Derrota e fuga de Bolsonaro: que sonho incrível!, por Marcio Valley

O pensamento bolsonariano é, antes de tudo, em sua essência, antidemocrático. A vida toda Bolsonaro pregou que, eleito presidente, daria um golpe no dia seguinte

Derrota e fuga de Bolsonaro: que sonho incrível!

por Marcio Valley

            A ascensão do bolsonarismo ao poder foi a coisa mais deletéria a acontecer com o país desde a ditadura militar. Num país que vinha, desde o governo Collor, aos poucos se afirmando perante o mundo e se colocando como modelo em termos de respeito às instituições democráticas, nas pautas igualitárias, na gestão dos recursos ambientais e na mitigação da desigualdade social, a eleição de um representante do pensamento protofascista bolsonariano foi um balde de água fria e uma frustração política gigantesca.

            O representante máximo do bolsonarismo, ora presidente, é uma figura política grotesca que dificilmente encontra comparação no Brasil e no mundo. Seu pensamento é medieval, absolutista. Contra o Estado laico1, defende a prevalência da visão religiosa também no plano político. Essa visão teocrática, dogmática e indiscutível por natureza, é exatamente o que ocorria no passado e ainda ocorre atualmente, como são exemplo os países muçulmanos.

            O pensamento bolsonariano é, antes de tudo, em sua essência, antidemocrático. A vida toda Bolsonaro pregou que, eleito presidente, daria um golpe no dia seguinte, fechando Congresso e Supremo, os dois outros poderes da república. Em outras palavras, tornaria-se um ditador. Por isso mesmo, nenhum eleitor do bolsonarismo pode afirmar-se democrata, pois se utiliza da democracia apenas para a ela pôr fim, destruindo as liberdades civis.

            Embora tenha se tornado um certo lugar-comum, não há como falar da ameaça bolsonarista sem indicar o nazismo alemão como exemplo das possibilidades. Afial, trata-se do mais importante modelo histórico negativo do que pode decorrer da omissão ou pouco-caso de cidadãos e eleitores com políticos de orientação despótica que manejam o discurso moralista cristão para alavancar seus projetos de dominação. Hitler e o nazismo não teriam matado milhões de judeus, ciganos, homossexuais e outras minorias políticas se os alemães brancos e cristãos tivessem repudiado, desde o nascedouro, essa excrescência política.

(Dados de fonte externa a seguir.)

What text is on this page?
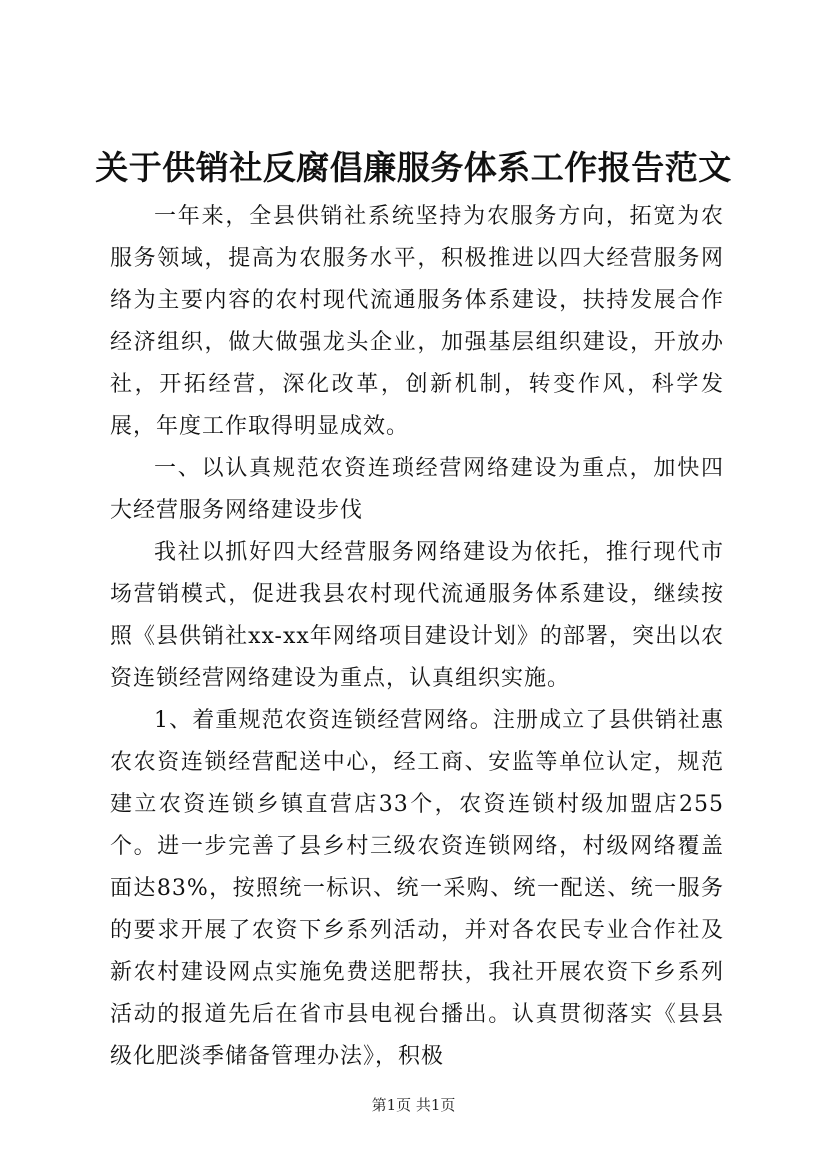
关于供销社反腐倡廉服务体系工作报告范文

一年来，全县供销社系统坚持为农服务方向，拓宽为农服务领域，提高为农服务水平，积极推进以四大经营服务网络为主要内容的农村现代流通服务体系建设，扶持发展合作经济组织，做大做强龙头企业，加强基层组织建设，开放办社，开拓经营，深化改革，创新机制，转变作风，科学发展，年度工作取得明显成效。

一、以认真规范农资连琐经营网络建设为重点，加快四大经营服务网络建设步伐

我社以抓好四大经营服务网络建设为依托，推行现代市场营销模式，促进我县农村现代流通服务体系建设，继续按照《县供销社xx-xx年网络项目建设计划》的部署，突出以农资连锁经营网络建设为重点，认真组织实施。

1、着重规范农资连锁经营网络。注册成立了县供销社惠农农资连锁经营配送中心，经工商、安监等单位认定，规范建立农资连锁乡镇直营店33个，农资连锁村级加盟店255个。进一步完善了县乡村三级农资连锁网络，村级网络覆盖面达83%，按照统一标识、统一采购、统一配送、统一服务的要求开展了农资下乡系列活动，并对各农民专业合作社及新农村建设网点实施免费送肥帮扶，我社开展农资下乡系列活动的报道先后在省市县电视台播出。认真贯彻落实《县县级化肥淡季储备管理办法》，积极

第1页 共1页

Em seu livro autobiográfico, escreveu Hitler2:

E, assim, eu creio, como sempre, que o meu comportamento está de acordo com a vontade do Onipotente Criador. Enquanto me mantiver de pé, serei contra o Judeu, defendendo a obra do Senhor.

            Isso foi em 1924, muito antes dele assumir o poder. Os alemães tinham conhecimento da personalidade de Hitler, apenas colocaram seus pensamentos na condição de bravatas, de piadas do tiozão no churrasco, exatamente como alguns brasileiros se referem ao nosso fascista em progressão.

            Até agora, as instituições, com muito custo e imenso desgaste, têm mantido os bolsonaristas – presidente, generais e seguidores – sob rédea curta. Pode não ser assim num segundo mandato, com o bolsonarismo sentindo suas ações como aprovadas pelos eleitores. Assim como Hitler, Bolsonaro jamais escondeu suas convicções antidemocráticas e totalitárias. É possível selecionar dezenas de reportagens e vídeos nos quais defende a tortura, o assassinato de inimigos políticos, o fuzilamento de “esquerdalhas”, o golpe contra o Congresso e contra o Supremo, a guerra civil mesmo ao custo da morte de incontáveis inocentes e outras sandices desse nível. Escolhi apenas um vídeo, do Youtube, bem representativo do pensamento bolsonariano, para quem duvidar que tais coisas saíram da boca do próprio Bolsonaro. É esse aqui: Declarações inacreditáveis do Bolsonaro3. Mas, quem decidir, por honestidade intelectual, perder alguns minutos no Google, encontrará incontáveis exemplos do tipo.

            Justamente por ser o que é, Bolsonaro mereceu, desde antes de eleito, o repúdio enojado de um terço da população brasileira, com movimento do tipo “Ele, não, ele, nunca”. Como não podia deixar de ser, houve um cisma gigantesco na sociedade brasileira, com amigos e familiares deixando de se falar. Na época da eleição, publiquei texto no qual afirmava que ele não teria facilidade, seria fiscalizado diuturnamente pelos 47 milhões de brasileiros que não votaram na indignidade.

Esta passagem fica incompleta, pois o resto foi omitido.